Biomedical: WBCAtt annotates 10K+ blood cell images with 11 morphological features, supporting hybrid CNN/ViT models and achieving >94% global average accuracy (Houmaidi et al., 30 Sep 2025).
Implicit Reasoning: ImplicitAVE measures model ability to infer attributes not found in text, with high-precision human validation to ensure that ground-truth is only accessible via visual or indirect cues (Zou et al., 2024).
Synthetic Data: The MALS corpus uses photorealistic diffusion-generated images and auto-extracted attributes to achieve privacy, scale, and new pre-training opportunities (Yang et al., 2023).

6. Impact, Applications, and Open Research Challenges

Multi-attribute datasets underpin progress in open-vocabulary detection, fine-grained recognition, compositional generation, and multi-modal attribute extraction:

Objects365-Attr demonstrates that integrating multi-attribute annotations improves rare-class recall (ΔAPr up to +3.1), open-vocabulary detection mAP, and interpretability/grounding in referential tasks (Qi et al., 2024).
MALS and APTM show that multi-attribute pre-training delivers significant gains in cross-domain retrieval and text-image matching (Yang et al., 2023).
In e-commerce, datasets such as MAE, MEPAVE, MAVE promote structured value extraction, product QA, and downstream tasks like recommendation and search (IV et al., 2017, Zhu et al., 2020, Yang et al., 2021).
Continuous attribute regression (e.g., in AMD-A) enables nuanced aesthetic assessment and attribute-driven ranking (Jin et al., 2022).
Biomedical annotation automation (AttriGen) offers order-of-magnitude annotation acceleration with minimal performance degradation (Houmaidi et al., 30 Sep 2025).
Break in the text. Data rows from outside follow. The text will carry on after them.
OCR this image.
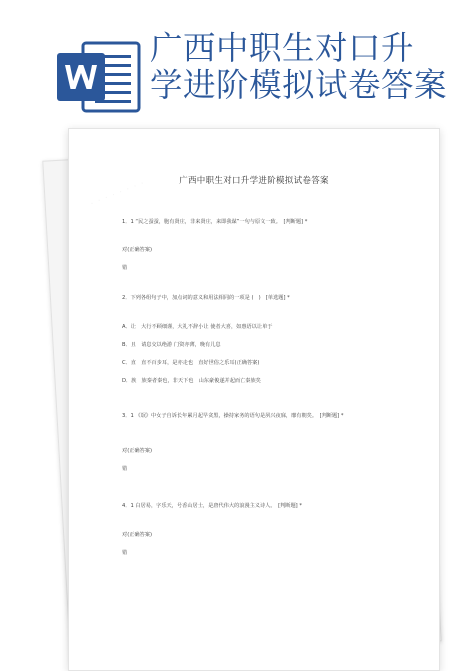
广西中职生对口升
学进阶模拟试卷答案
· · · · · · · ·	广西中职生对口升学进阶模拟试卷答案
1．1 “民之蚕蚕，胞有贤庄，非来贤庄，来即我谋”一句与原文一致。　[判断题] *
对(正确答案)
错
2．下列各组句子中，加点词的意义和用法相同的一项是 (　)　[单选题] *
A．让　大行不顾细谨，大礼不辞小让 使者大喜，如惠语以让单于
B．且　请息交以绝游 门资亦薄，晚有儿息
C．直　直不百步耳，是亦走也　直好世俗之乐耳(正确答案)
D．族　族秦者秦也，非天下也　山东豪俊遂并起而亡秦族矣
3．1 《氓》中女子自诉长年累月起早贪黑，操持家务的语句是夙兴夜寐，靡有朝矣。　[判断题] *
对(正确答案)
错
4．1 白居易，字乐天，号香山居士，是唐代伟大的浪漫主义诗人。　[判断题] *
对(正确答案)
错
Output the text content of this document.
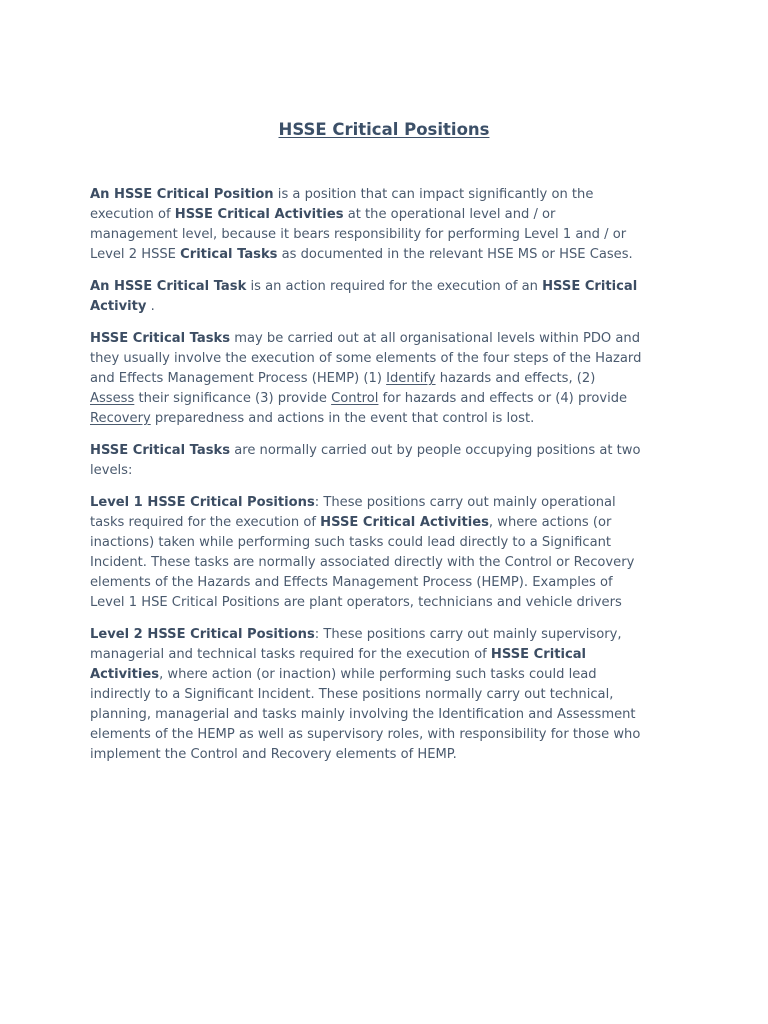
HSSE Critical Positions

An HSSE Critical Position is a position that can impact significantly on the
execution of HSSE Critical Activities at the operational level and / or
management level, because it bears responsibility for performing Level 1 and / or
Level 2 HSSE Critical Tasks as documented in the relevant HSE MS or HSE Cases.

An HSSE Critical Task is an action required for the execution of an HSSE Critical
Activity .

HSSE Critical Tasks may be carried out at all organisational levels within PDO and
they usually involve the execution of some elements of the four steps of the Hazard
and Effects Management Process (HEMP) (1) Identify hazards and effects, (2)
Assess their significance (3) provide Control for hazards and effects or (4) provide
Recovery preparedness and actions in the event that control is lost.

HSSE Critical Tasks are normally carried out by people occupying positions at two
levels:

Level 1 HSSE Critical Positions: These positions carry out mainly operational
tasks required for the execution of HSSE Critical Activities, where actions (or
inactions) taken while performing such tasks could lead directly to a Significant
Incident. These tasks are normally associated directly with the Control or Recovery
elements of the Hazards and Effects Management Process (HEMP). Examples of
Level 1 HSE Critical Positions are plant operators, technicians and vehicle drivers

Level 2 HSSE Critical Positions: These positions carry out mainly supervisory,
managerial and technical tasks required for the execution of HSSE Critical
Activities, where action (or inaction) while performing such tasks could lead
indirectly to a Significant Incident. These positions normally carry out technical,
planning, managerial and tasks mainly involving the Identification and Assessment
elements of the HEMP as well as supervisory roles, with responsibility for those who
implement the Control and Recovery elements of HEMP.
Current challenges include head-tail skew in attribute distributions, zero-shot generalization for new attributes, robust multi-modal and video fusion, reliable implicit inference, and semantic schema alignment across cultures and annotation layers. Best practices emphasize balanced taxonomies, rigorous QC pipelines, periodic attribute set revision, and strong baseline benchmarks.

7. Future Directions

Extending multi-attribute description datasets to encompass more domains (medical, industrial, scientific), richer attribute vocabularies (including verbs/adjectives, composites), greater label interdependency modeling, and multi-scene/multi-entity compositions remains an open challenge. Automated pipeline enhancements (e.g., active/human-in-the-loop annotation, domain-adaptive augmentation), zero-shot/meta-learning regimes, and knowledge-driven fusion with large vision–LLMs are promising research directions. Maintaining open-source releases, public benchmarks, and reproducible scripts (as in Objects365-Attr, MAVE, WBCAtt, VideoAVE, ImplicitAVE) is essential for the continued progress and comparative empirical rigor of the multi-attribute learning community.